Урсула махнула рукой, одежды ее заколыхались, как парчовые занавески на ветру, в воздухе расплылся затхлый аромат давно не стираной ткани. Ну и ну. Не будем о женитьбе, даже если лейтенант о ней и говорил, то уж точно не всерьез. Но если хоть на секунду допустить, что Гракх действительно подкатывал к дочурке, а она его отшила, то... собственно, а не Гракх ли, пылая местью отвергнутого мужчины, это всё подстроил? А может, и того веселее — подговорил какого верга похитить внучку, чтобы потом её героически "освободить", но вмешалась какая-то случайность — отец заметил, например — и пришлось всех убить? Бред, конечно, полнейший, но мало, что ли, я видел похожей на бред реальности в последнее время?
Тем временем магистр, со словами, — "ну, вы тут пока поговорите", — бочком-бочком прокрался мимо нас и растворился в душном полумраке коридора магистрата. Откуда-то донеслись его слова:
— Мне тут фуражом заняться надо..., — потом всё стихло.
Урсула недобро посмотрела вслед сбежавшему магистру, потом снова вцепилась взглядом в меня.
— Так значит, ты теперь этим делом займешься? Ну, добро. Корова прошла, лепешку обронила — и то добро. Когда искать пойдешь?
— Что искать? Лепешку?
Женщина моего юмора не оценила — глянула на меня со злым раздражением, нахмурилась:
— Ты совсем дурной, я посмотрю. Христос с тобой, какую лепешку? Марту мою и Петера, окаянного, разумеется. Надо ж их отпеть, как полагается, дабы души их успокоились. А то они кажную ночь ко мне приходят. Стоят у постели, смотрят с укоризною.
— Души?
— Вестимо, души. Они ж у нас не абы какие, а христианские. Мамаша моя язычницей осталась, уж как я её не упрашивала креститься. А теперь вот поздно уже и гореть ей в аду за упрямство свое, — с трудом сдерживаемая злость и даже злорадство сквозили за этими словами — похоже, старуха и в самом деле не отличалась кротостью и благообразием. Впрочем, дочь тоже не вызывала особого умиления.
— Хорошо, — я вздохнул, — расскажите мне, пожалуйста, как всё случилось-то?

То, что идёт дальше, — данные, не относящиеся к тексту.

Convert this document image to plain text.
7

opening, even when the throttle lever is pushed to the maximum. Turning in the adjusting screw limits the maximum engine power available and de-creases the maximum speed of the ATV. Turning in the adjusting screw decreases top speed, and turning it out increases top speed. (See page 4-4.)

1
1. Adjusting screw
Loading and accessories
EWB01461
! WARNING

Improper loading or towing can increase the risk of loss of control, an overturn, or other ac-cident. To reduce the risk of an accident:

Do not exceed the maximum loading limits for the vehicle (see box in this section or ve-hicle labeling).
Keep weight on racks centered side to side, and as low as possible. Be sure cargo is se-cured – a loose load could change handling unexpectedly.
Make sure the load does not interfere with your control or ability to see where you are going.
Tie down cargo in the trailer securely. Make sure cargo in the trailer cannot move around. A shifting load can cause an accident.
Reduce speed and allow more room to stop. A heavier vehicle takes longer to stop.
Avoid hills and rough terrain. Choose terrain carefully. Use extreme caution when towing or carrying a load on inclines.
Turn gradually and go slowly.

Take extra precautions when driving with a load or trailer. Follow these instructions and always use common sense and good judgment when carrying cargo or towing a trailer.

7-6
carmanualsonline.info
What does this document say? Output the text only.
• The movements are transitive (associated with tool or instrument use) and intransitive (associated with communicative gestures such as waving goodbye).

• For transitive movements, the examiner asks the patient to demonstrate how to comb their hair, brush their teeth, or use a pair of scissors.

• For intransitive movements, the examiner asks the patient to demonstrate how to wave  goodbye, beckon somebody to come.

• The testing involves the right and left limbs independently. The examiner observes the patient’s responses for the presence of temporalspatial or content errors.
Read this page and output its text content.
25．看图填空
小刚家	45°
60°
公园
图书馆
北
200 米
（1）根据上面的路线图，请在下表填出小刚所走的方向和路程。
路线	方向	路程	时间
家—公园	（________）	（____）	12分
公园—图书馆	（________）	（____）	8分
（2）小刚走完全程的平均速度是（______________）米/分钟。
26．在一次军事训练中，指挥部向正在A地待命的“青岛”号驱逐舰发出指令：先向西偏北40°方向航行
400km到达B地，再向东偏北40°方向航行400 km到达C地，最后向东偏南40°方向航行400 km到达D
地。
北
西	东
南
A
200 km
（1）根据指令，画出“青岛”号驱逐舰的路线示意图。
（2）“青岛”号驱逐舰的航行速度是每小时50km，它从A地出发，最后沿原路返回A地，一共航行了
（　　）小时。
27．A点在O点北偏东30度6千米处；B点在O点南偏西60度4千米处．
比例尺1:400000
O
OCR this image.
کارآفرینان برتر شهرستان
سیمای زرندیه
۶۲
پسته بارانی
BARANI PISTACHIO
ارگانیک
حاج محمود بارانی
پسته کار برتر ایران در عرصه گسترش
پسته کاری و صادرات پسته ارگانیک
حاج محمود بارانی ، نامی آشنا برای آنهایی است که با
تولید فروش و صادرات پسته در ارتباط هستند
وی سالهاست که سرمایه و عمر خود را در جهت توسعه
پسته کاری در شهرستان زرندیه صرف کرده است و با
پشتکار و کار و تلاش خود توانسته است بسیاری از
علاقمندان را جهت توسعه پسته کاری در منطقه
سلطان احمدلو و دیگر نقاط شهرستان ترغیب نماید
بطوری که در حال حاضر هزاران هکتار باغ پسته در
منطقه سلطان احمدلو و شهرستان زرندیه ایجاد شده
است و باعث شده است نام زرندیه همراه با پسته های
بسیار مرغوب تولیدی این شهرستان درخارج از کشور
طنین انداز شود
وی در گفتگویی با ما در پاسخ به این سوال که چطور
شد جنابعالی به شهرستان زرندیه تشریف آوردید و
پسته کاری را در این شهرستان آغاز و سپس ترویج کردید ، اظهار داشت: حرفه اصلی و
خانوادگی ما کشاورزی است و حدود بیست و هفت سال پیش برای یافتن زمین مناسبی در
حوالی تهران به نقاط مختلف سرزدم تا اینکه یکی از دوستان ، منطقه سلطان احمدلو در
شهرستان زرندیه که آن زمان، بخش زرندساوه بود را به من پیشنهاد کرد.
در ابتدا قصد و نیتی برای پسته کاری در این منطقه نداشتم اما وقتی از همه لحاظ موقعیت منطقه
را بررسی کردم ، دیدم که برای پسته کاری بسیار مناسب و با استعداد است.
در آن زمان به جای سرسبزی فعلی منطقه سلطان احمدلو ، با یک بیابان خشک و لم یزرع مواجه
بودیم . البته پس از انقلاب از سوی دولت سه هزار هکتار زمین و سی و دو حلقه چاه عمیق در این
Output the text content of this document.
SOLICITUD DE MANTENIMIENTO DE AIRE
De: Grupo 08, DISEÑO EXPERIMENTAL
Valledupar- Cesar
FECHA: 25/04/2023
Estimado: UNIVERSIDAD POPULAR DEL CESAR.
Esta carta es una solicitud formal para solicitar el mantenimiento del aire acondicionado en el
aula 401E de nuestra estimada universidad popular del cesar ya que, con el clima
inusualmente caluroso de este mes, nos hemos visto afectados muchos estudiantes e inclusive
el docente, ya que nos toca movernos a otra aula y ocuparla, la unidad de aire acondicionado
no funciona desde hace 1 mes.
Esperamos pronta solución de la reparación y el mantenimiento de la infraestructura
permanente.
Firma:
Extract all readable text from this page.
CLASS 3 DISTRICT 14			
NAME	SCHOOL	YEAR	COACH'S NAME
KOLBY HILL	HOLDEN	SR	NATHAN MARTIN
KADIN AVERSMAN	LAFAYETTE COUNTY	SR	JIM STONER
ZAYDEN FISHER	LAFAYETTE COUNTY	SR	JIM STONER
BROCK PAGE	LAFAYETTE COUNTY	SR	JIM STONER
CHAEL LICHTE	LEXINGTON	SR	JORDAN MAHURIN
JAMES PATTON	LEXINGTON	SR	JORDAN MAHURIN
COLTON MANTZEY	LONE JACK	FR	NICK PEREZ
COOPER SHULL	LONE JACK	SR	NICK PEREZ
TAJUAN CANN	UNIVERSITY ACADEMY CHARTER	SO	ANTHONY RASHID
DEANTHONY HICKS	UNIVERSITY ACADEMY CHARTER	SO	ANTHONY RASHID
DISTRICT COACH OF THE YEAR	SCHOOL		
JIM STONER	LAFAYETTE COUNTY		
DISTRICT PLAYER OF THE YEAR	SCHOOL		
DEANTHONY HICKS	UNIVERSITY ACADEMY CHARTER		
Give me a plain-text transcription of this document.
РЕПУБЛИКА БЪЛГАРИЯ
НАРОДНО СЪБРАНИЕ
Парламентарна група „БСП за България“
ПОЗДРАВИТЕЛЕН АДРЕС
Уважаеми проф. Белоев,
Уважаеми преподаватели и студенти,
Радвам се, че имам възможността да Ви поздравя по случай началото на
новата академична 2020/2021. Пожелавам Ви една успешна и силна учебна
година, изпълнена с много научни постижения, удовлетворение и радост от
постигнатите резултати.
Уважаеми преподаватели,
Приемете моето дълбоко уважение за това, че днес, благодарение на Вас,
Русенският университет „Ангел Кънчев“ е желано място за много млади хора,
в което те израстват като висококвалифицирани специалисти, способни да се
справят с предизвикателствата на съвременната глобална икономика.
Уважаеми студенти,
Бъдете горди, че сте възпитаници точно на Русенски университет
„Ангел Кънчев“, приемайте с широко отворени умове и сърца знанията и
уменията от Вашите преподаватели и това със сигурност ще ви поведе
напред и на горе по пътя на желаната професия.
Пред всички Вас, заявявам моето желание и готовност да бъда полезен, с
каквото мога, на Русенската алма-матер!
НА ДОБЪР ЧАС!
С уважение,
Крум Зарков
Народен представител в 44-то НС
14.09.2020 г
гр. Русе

— Че зря воздух беспокоить? — проворчала Урсула, — сто раз уж рассказывала... ну, что... шестого... седьмого дня уже Марта к мамаше моей отправилась, снеди ей отнести, ну и проведать, значит. Не померла ль еще та. Она кажную неделю так ходила.
— Одна?! — перебил я её.
— Вестимо, одна, — пожала плечами Урсула, — порой Петер её провожал, но всегда ж оно не выходит — Петер у меня мужик работящий, занятой. В ночь обычно возвращалась, но тогда не вернулась. Когда и шестого дня утром не вернулась, Петер за ней сам идти вызвался — забеспокоился, хотя она порой и до второго вечера оставалась — видать, почуяло чего сердце. Я-то уж еще с прежнего дня места себе не находила, а в ночь явилась мне Марта вся в белом, лицом бледная и спокойная. Подошла она к моему ложу, встала у изголовья и молчит. Я уж...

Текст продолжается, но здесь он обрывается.